Per Pilar Fogliati “è molto interessante si parli di ansia a 13 anni: è un’opportunità questo messaggio. Tutte le emozioni di Inside Out 2 permettono di rispondere alle curiosità di volersi conoscere. Il film rende in maniera intelligente l’ansia: il ‘mio’ lavoro è preoccuparmi dei problemi che non si vedono, è una questione di troppo amore, per cui ogni emozione non va scacciata ma è utile, cosa comprensibile da un bambino e spiegabile da uno psicologo”.

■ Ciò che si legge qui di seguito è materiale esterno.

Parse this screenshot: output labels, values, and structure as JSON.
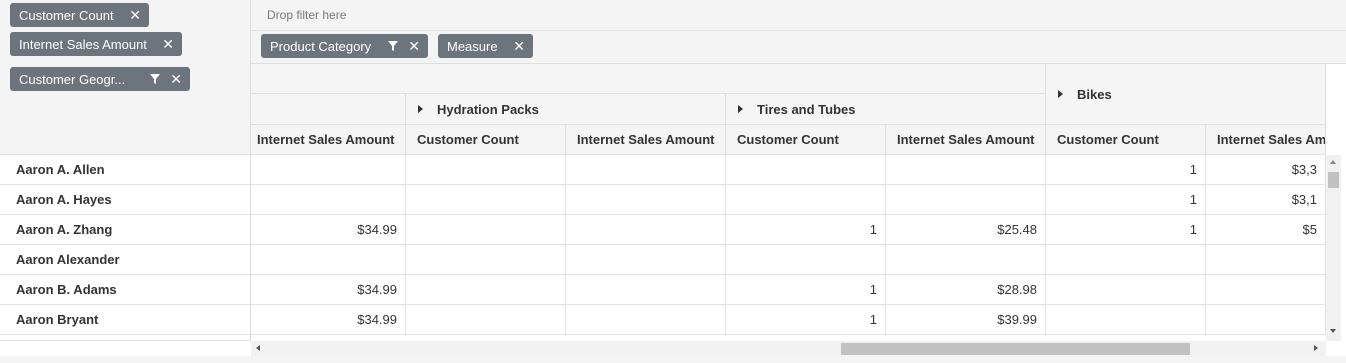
{
  "row_chips": [
    {
      "label": "Customer Count"
    },
    {
      "label": "Internet Sales Amount"
    },
    {
      "label": "Customer Geogr..."
    }
  ],
  "filter_zone": {
    "placeholder": "Drop filter here"
  },
  "column_chips": [
    {
      "label": "Product Category"
    },
    {
      "label": "Measure"
    }
  ],
  "remove_symbol": "✕",
  "groups": [
    "Hydration Packs",
    "Tires and Tubes",
    "Bikes"
  ],
  "measures": [
    "Internet Sales Amount",
    "Customer Count",
    "Internet Sales Amount",
    "Customer Count",
    "Internet Sales Amount",
    "Customer Count",
    "Internet Sales Am"
  ],
  "rows": [
    {
      "name": "Aaron A. Allen",
      "cells": [
        "",
        "",
        "",
        "",
        "",
        "1",
        "$3,3"
      ]
    },
    {
      "name": "Aaron A. Hayes",
      "cells": [
        "",
        "",
        "",
        "",
        "",
        "1",
        "$3,1"
      ]
    },
    {
      "name": "Aaron A. Zhang",
      "cells": [
        "$34.99",
        "",
        "",
        "1",
        "$25.48",
        "1",
        "$5"
      ]
    },
    {
      "name": "Aaron Alexander",
      "cells": [
        "",
        "",
        "",
        "",
        "",
        "",
        ""
      ]
    },
    {
      "name": "Aaron B. Adams",
      "cells": [
        "$34.99",
        "",
        "",
        "1",
        "$28.98",
        "",
        ""
      ]
    },
    {
      "name": "Aaron Bryant",
      "cells": [
        "$34.99",
        "",
        "",
        "1",
        "$39.99",
        "",
        ""
      ]
    }
  ],
  "colors": {
    "chip": "#6c757d",
    "header_bg": "#f5f5f5",
    "grid": "#e3e3e3"
  }
}
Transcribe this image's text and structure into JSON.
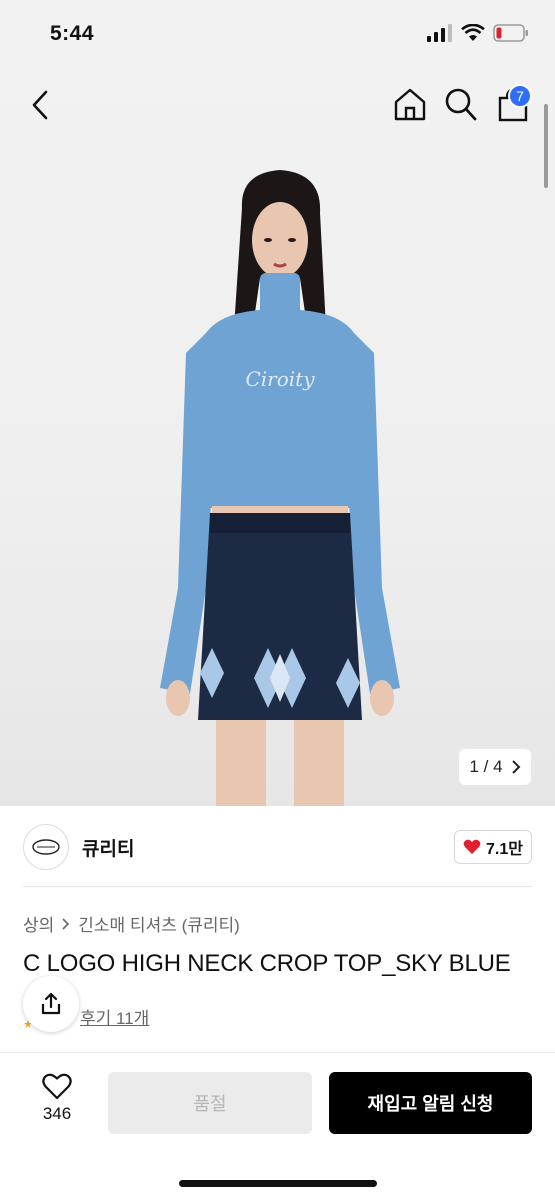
{
  "status_bar": {
    "time": "5:44"
  },
  "nav": {
    "cart_count": "7"
  },
  "product_image": {
    "page_current": "1",
    "page_total": "4",
    "page_separator": "/",
    "sweater_color": "#6fa3d4",
    "skirt_color": "#1d2a44"
  },
  "brand": {
    "name": "큐리티",
    "like_count": "7.1만"
  },
  "breadcrumb": {
    "items": [
      "상의",
      "긴소매 티셔츠 (큐리티)"
    ],
    "separator": ">"
  },
  "product": {
    "title": "C LOGO HIGH NECK CROP TOP_SKY BLUE",
    "review_label": "후기 11개"
  },
  "actions": {
    "wish_count": "346",
    "soldout_label": "품절",
    "restock_label": "재입고 알림 신청"
  },
  "colors": {
    "accent_badge": "#2f6ef5",
    "like_heart": "#e0202e",
    "primary_button": "#000000"
  }
}
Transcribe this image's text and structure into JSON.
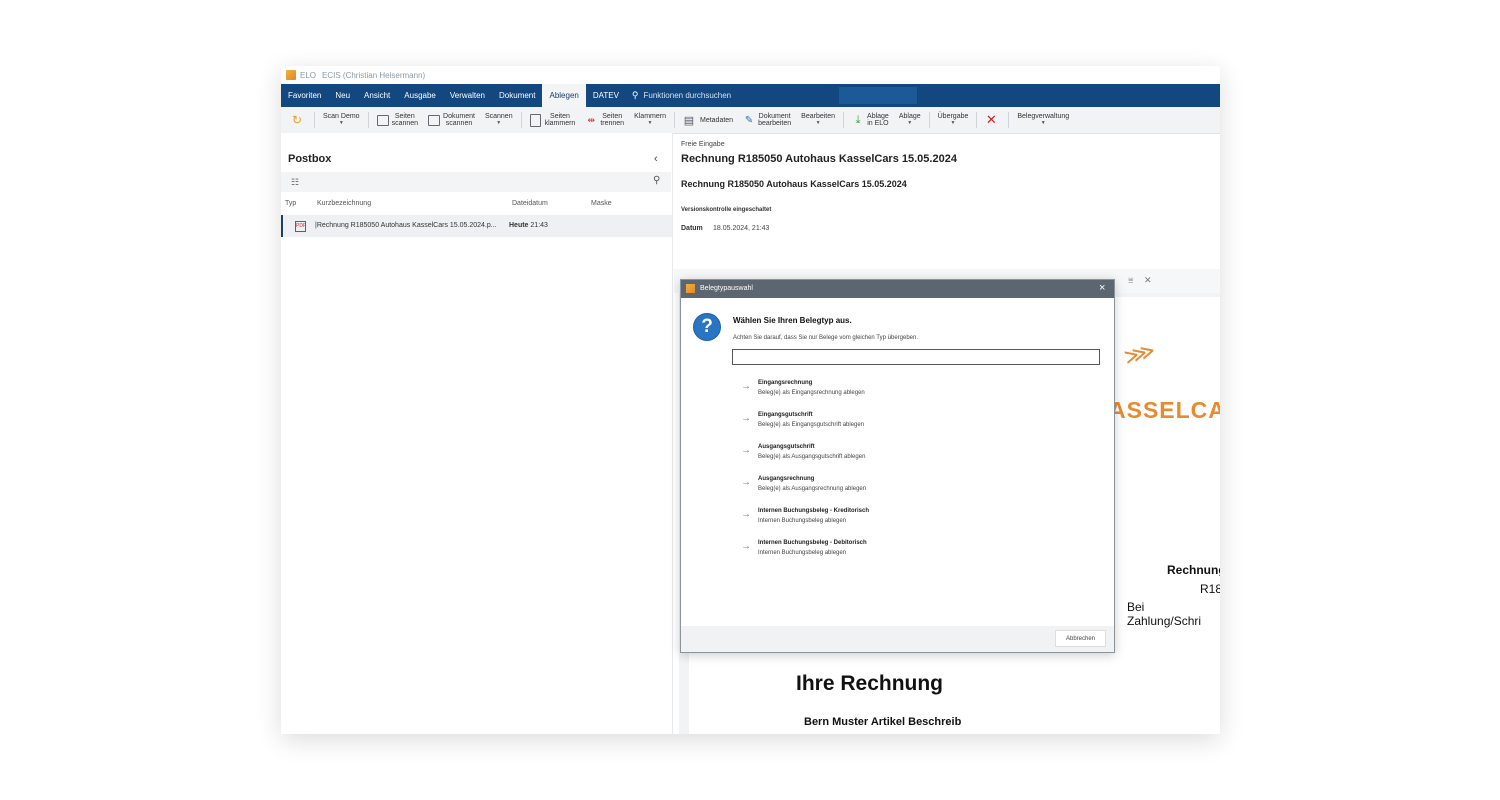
{
  "window": {
    "app_name": "ELO",
    "user": "ECIS (Christian Heisermann)"
  },
  "ribbon": {
    "tabs": [
      "Favoriten",
      "Neu",
      "Ansicht",
      "Ausgabe",
      "Verwalten",
      "Dokument",
      "Ablegen",
      "DATEV"
    ],
    "active_tab": "Ablegen",
    "search_label": "Funktionen durchsuchen"
  },
  "toolbar": {
    "scan_demo": "Scan Demo",
    "seiten_scannen_1": "Seiten",
    "seiten_scannen_2": "scannen",
    "dokument_scannen_1": "Dokument",
    "dokument_scannen_2": "scannen",
    "scannen": "Scannen",
    "seiten_klammern_1": "Seiten",
    "seiten_klammern_2": "klammern",
    "seiten_trennen_1": "Seiten",
    "seiten_trennen_2": "trennen",
    "klammern": "Klammern",
    "metadaten": "Metadaten",
    "dokument_bearbeiten_1": "Dokument",
    "dokument_bearbeiten_2": "bearbeiten",
    "bearbeiten": "Bearbeiten",
    "ablage_in_elo_1": "Ablage",
    "ablage_in_elo_2": "in ELO",
    "ablage": "Ablage",
    "uebergabe": "Übergabe",
    "belegverwaltung": "Belegverwaltung"
  },
  "postbox": {
    "title": "Postbox",
    "columns": {
      "typ": "Typ",
      "kurzbezeichnung": "Kurzbezeichnung",
      "dateidatum": "Dateidatum",
      "maske": "Maske"
    },
    "row": {
      "name": "|Rechnung R185050 Autohaus KasselCars 15.05.2024.p...",
      "date_prefix": "Heute",
      "time": "21:43"
    }
  },
  "details": {
    "label": "Freie Eingabe",
    "title": "Rechnung R185050 Autohaus KasselCars 15.05.2024",
    "subtitle": "Rechnung R185050 Autohaus KasselCars 15.05.2024",
    "version_control": "Versionskontrolle eingeschaltet",
    "date_label": "Datum",
    "date_value": "18.05.2024, 21:43"
  },
  "document_preview": {
    "brand": "ASSELCA",
    "info_line1": "Rechnung",
    "info_line2": "R18",
    "info_line3": "Bei Zahlung/Schri",
    "heading": "Ihre Rechnung",
    "cut_line": "Bern Muster   Artikel   Beschreib"
  },
  "dialog": {
    "title": "Belegtypauswahl",
    "heading": "Wählen Sie Ihren Belegtyp aus.",
    "hint": "Achten Sie darauf, dass Sie nur Belege vom gleichen Typ übergeben.",
    "input_value": "",
    "options": [
      {
        "title": "Eingangsrechnung",
        "desc": "Beleg(e) als Eingangsrechnung ablegen"
      },
      {
        "title": "Eingangsgutschrift",
        "desc": "Beleg(e) als Eingangsgutschrift ablegen"
      },
      {
        "title": "Ausgangsgutschrift",
        "desc": "Beleg(e) als Ausgangsgutschrift ablegen"
      },
      {
        "title": "Ausgangsrechnung",
        "desc": "Beleg(e) als Ausgangsrechnung ablegen"
      },
      {
        "title": "Internen Buchungsbeleg - Kreditorisch",
        "desc": "Internen Buchungsbeleg ablegen"
      },
      {
        "title": "Internen Buchungsbeleg - Debitorisch",
        "desc": "Internen Buchungsbeleg ablegen"
      }
    ],
    "cancel_label": "Abbrechen"
  },
  "colors": {
    "ribbon_blue": "#12477f",
    "accent_orange": "#e88a2f",
    "arrow_green": "#2d8a6b",
    "help_blue": "#2a74c4"
  },
  "icons": [
    "refresh-icon",
    "scanner-icon",
    "staple-icon",
    "split-icon",
    "table-icon",
    "edit-icon",
    "download-icon",
    "close-x-icon",
    "search-icon",
    "grid-icon",
    "pdf-icon",
    "help-icon",
    "arrow-right-icon"
  ]
}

Inside Out 2, dunque, afferma e amplia il concetto di “film corale”, ma questo non rende affollato il racconto bensì lo arricchisce di punti vista, dunque di spunti: ciascun personaggio ha una propria personalità – e più d’uno sarebbe predisposto a un proprio spin-off, volendo; la vicenda e la lettura psicologica si fanno un po’ più articolate e così ulteriormente interessanti, permettendo allo spettatore, di qualsiasi età, di confrontarsi con il concetto fondamentale per cui “sono le sfaccettature a rendere Riley quella che è…”, perché la molteplicità di emozioni che abita ciascun individuo lo definisce e lo rende una personalità dall’impronta unica, simile ma mai identico a nessun altro.
Inside Out 2 – il nuovo film Disney e Pixar – esce nella sale italiane il 19 giugno e il regista racconta qualche dietro le quinte, ovvero che “Invidia aveva una gemella: Gelosia, una mia prediletta. Nessuno riusciva a distinguerle. Infine, ci siamo resi conto che Invidia sia il sentimento di desiderare ciò che gli altri hanno, qualcosa di tipicamente adolescenziale, ma magari – prima o poi – Gelosia comparirà…”, così come ammette: “mi piace giocare con questo mondo: sono emerse idee, emozioni e mondi che non abbiamo potuto inserire, come la terra del procrastinare…”, ma conferma che “per il terzo film al momento non ci sono piani”.